13. Short Term 12 (Destin Cretton)
There are many
ways in which Short Term 12 could have gone wrong – or at least been just
another average indie festival film that is quickly forgotten. Yet,
writer-director Destin Cretton hits all the right notes in the film – and lucked
out by casting Brie Larson in the lead role, who delivers a knockout, star
making performance. The film is about life inside a group home from troubled
teens – with Larsen playing a young woman in charge of overseeing their
day-to-day activities. She understands them so well, because she went through
what they went through – and is still dealing with the after effects. The film
feels natural from beginning to end – even its “big” moments do not feel like
the invention of a screenwriter, but the type of thing that happens when you
get a group of screwed up teens together in one place. The film marks Cretton
as a director to watch – and Larson as a star on the rise.
12. Blue is the Warmest Color (Abdellatif Kechiche)
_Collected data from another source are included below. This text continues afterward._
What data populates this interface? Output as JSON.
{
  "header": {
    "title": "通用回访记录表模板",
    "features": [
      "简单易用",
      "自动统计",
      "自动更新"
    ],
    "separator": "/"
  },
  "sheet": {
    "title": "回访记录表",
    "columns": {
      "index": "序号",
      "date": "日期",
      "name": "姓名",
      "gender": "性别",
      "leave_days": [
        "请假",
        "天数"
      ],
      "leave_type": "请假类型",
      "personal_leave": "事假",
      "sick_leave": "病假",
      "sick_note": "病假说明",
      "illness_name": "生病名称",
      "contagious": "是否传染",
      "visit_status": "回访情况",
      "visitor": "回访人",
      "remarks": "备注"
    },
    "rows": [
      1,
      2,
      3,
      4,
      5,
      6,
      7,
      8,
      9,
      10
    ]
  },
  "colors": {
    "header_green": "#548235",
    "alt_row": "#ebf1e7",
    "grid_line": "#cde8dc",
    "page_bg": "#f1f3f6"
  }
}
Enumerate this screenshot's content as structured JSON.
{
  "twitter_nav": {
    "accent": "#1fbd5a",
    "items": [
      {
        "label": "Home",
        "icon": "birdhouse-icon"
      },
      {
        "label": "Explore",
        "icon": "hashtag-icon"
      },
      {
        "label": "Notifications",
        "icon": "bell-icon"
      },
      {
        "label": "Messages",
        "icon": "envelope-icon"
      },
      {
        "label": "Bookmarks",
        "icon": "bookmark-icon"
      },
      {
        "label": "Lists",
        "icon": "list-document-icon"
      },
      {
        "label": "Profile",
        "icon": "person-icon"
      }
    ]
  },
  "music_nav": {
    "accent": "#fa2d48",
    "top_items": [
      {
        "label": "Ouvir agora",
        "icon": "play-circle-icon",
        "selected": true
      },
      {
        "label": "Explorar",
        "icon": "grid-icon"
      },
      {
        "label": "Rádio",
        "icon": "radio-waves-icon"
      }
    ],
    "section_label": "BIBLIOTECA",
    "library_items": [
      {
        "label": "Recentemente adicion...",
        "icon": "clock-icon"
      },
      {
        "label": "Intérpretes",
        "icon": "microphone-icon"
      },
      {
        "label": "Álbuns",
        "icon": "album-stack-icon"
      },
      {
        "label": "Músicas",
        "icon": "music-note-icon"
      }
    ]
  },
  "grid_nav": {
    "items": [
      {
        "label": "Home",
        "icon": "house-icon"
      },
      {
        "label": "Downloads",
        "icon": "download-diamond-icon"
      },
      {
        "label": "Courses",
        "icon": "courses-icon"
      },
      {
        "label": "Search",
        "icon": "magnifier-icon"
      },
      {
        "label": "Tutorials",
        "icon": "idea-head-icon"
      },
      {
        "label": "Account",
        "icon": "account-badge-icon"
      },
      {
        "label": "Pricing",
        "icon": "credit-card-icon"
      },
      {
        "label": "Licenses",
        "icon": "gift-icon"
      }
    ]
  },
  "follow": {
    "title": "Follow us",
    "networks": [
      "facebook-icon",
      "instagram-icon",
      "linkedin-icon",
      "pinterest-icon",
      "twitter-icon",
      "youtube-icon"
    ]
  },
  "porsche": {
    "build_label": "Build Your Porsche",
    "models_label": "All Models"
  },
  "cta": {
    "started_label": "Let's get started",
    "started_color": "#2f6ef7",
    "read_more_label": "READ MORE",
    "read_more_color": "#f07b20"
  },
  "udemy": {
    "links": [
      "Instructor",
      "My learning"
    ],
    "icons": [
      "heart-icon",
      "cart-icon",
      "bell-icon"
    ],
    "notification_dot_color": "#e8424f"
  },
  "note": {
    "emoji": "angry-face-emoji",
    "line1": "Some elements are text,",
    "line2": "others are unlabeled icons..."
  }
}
Even when the off-screen controversy around Blue is
the Warmest Color fades – and it will – the film will still be controversial
because of its extended, explicit lesbian sex scenes – which to some are
erotic, and to some are just exploitive. I’m of two minds of the sex scenes –
while I admit that I doubt real lesbian sex is like it’s portrayed in the
movie, very little cinematic sex is ever like real sex and I also think that
the undeniable passion in those scenes is necessary to show the all-consuming
passion the two main characters feel towards each other – but yes, like every
other scene in the movie, they are probably a little too long. Yet while
everyone talked about the sex scenes in the film, I admired the film more for
the non-sexual sequences – you know the ones that take up roughly two and half
hours of the film’s three hour runtime. Blue is the Warmest Color is a
marvelous coming of age film about one girl’s sexual awakening. As embodied in
a magnificent performance by Adèle Exarchopoulos she is, and remains to the
end, a confused young woman trying to find her place in the world. Kechiche
asks a lot of Exarchopoulos, and she delivers on all fronts – as does Lea
Seydoux as the slightly older, wiser more confident Emma. The two actresses are
brilliant in every scene of the film, which makes up for the films admitted
excesses.
11. Mud (Jeff Nichols)
Jeff Nichols’ Mud is essentially a Southern fried
fairy tale. The extremely gifted young actor Tye Sheridan gives a wonderful
performance as a young boy reeling from his parents impending divorce, who
along with his best friend comes across Mud (Matthew McConaughey) living in a
boat stuck in a tree on an island in the river near their house. Mud is
charming and kind to the boys – he doesn’t talk down to them in anyway – and
also seems like an extremely romantic figure to them – someone who is risking
everything because of how in love he is. For the third time in a row – after
Shotgun Stories and Take Shelter - Nichols has made a film set in the South
that doesn’t mock its characters or revere them, but presents them more
honestly than most. The film doesn’t quite live up to the high standard of Take
Shelter – the film that made me say Nichols was the best director under 40
earlier this year (and I stand by that) – but it comes close with it’s marvelous
writing, brilliant acting and pitch perfect evocation of its time and place.